Read through this post and learn to learn a few things about handling sprinkler winterizations. .
Deciding When to Winterize Your Sprinkler
Deciding on the ideal time to do a sprinkler winterization is important. You can’t wait too long to get this done, because when the temperature starts falling below the freezing point, it will be too late. Keep an eye on the temperature outside; when the temperature starts to drop quickly it’s time to get to work.
The ideal range for winterizations is from the beginning of October to the middle of December. Simply put, if you get this done before the official start of winter you should be fine.
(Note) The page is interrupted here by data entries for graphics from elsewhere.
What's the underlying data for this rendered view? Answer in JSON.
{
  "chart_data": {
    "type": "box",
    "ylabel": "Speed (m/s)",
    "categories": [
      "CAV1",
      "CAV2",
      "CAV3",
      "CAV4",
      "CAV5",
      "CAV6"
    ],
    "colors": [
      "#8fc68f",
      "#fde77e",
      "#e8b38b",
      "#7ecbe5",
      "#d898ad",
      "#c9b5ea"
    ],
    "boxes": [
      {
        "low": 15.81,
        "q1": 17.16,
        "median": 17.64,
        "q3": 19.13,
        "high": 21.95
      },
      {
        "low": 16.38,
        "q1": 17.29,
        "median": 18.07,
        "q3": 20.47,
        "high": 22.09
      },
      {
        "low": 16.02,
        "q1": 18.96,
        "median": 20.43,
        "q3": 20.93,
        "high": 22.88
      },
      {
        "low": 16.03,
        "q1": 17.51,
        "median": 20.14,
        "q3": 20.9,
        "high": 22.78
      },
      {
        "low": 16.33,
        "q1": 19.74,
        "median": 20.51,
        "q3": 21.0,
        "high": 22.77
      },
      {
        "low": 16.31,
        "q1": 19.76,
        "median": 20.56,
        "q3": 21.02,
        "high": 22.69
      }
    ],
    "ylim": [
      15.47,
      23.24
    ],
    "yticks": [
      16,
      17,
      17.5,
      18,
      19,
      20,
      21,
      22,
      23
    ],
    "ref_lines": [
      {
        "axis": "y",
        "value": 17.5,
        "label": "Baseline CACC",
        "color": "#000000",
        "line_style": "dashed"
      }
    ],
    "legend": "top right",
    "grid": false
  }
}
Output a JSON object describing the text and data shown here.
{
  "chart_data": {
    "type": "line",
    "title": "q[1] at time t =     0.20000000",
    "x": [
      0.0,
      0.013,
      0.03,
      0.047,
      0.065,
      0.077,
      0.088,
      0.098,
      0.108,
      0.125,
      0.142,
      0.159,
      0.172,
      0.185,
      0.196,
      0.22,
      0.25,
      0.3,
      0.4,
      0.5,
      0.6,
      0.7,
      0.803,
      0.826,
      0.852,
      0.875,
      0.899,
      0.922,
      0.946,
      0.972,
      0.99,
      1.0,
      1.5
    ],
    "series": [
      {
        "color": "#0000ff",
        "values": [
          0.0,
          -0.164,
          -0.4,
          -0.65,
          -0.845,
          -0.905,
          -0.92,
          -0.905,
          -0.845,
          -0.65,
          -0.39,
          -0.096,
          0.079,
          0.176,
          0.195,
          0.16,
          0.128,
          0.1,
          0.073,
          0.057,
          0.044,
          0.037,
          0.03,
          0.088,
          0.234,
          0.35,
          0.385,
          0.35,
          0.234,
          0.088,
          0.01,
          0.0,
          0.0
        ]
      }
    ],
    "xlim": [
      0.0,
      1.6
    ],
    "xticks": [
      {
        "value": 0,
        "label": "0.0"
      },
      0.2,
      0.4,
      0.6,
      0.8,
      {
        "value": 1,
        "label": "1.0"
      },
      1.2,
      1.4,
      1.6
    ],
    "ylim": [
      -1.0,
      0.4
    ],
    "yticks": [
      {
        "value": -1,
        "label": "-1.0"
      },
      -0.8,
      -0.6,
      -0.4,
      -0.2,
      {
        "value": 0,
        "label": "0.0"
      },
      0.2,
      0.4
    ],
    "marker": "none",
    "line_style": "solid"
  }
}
However, getting done earlier would be recommended.
Shutting Down & Insulating Your Sprinkler Systems
The first step to winterizing your sprinklers is to insulate the pipes before the first frost rolls in. To do this, the water supply that flows to your irrigation system will need to be shut off. Without water flowing through the pipes, you won’t be at risk of dealing with bursting pipes.
Next, the main water valve will need to be insulated. The valve is at risk of freezing during the winter, so to prevent this from happening you need to insulate it. This can be done by taping a plastic bag over the valve with insulating tape. If there are any sprinkler pipes above the ground you need to insulate those too.
Empty the Backflow Device
The next step is to get rid of any water left in your system’s backflow device. All the ball valves for this device need to be opened up to complete this process. To find the valves, check along the piping to find ones that appear to have large, flat-headed screws. They will need to be turned to a 45 degree angle to be opened.
The valves will be left at this angle through the duration of the winter, and will need to be reset once the spring arrives. To ensure you complete this process properly, consider working with a licensed landscaper.
Removing Excess Water
Even after everything is shut down, there may be some excess water resting in the pipes. If this water freezes it could damage the entire system, so it will need to be drained.
If you have an automatic drain valve, your pipes are automatically cleared out once the system goes off. Keep a close eye out for wet areas in your yard after, since this might mean there is an issue with one of the drains. If you have a manual valve, you may need to use an external device to manually drain the water.
A common technique used for clearing out water is blowing out the pipes with an air compressor. Please be careful with the device you use, because using the wrong one can damage the entire system. Working with a professional landscaping team is advised if you want to go down this route.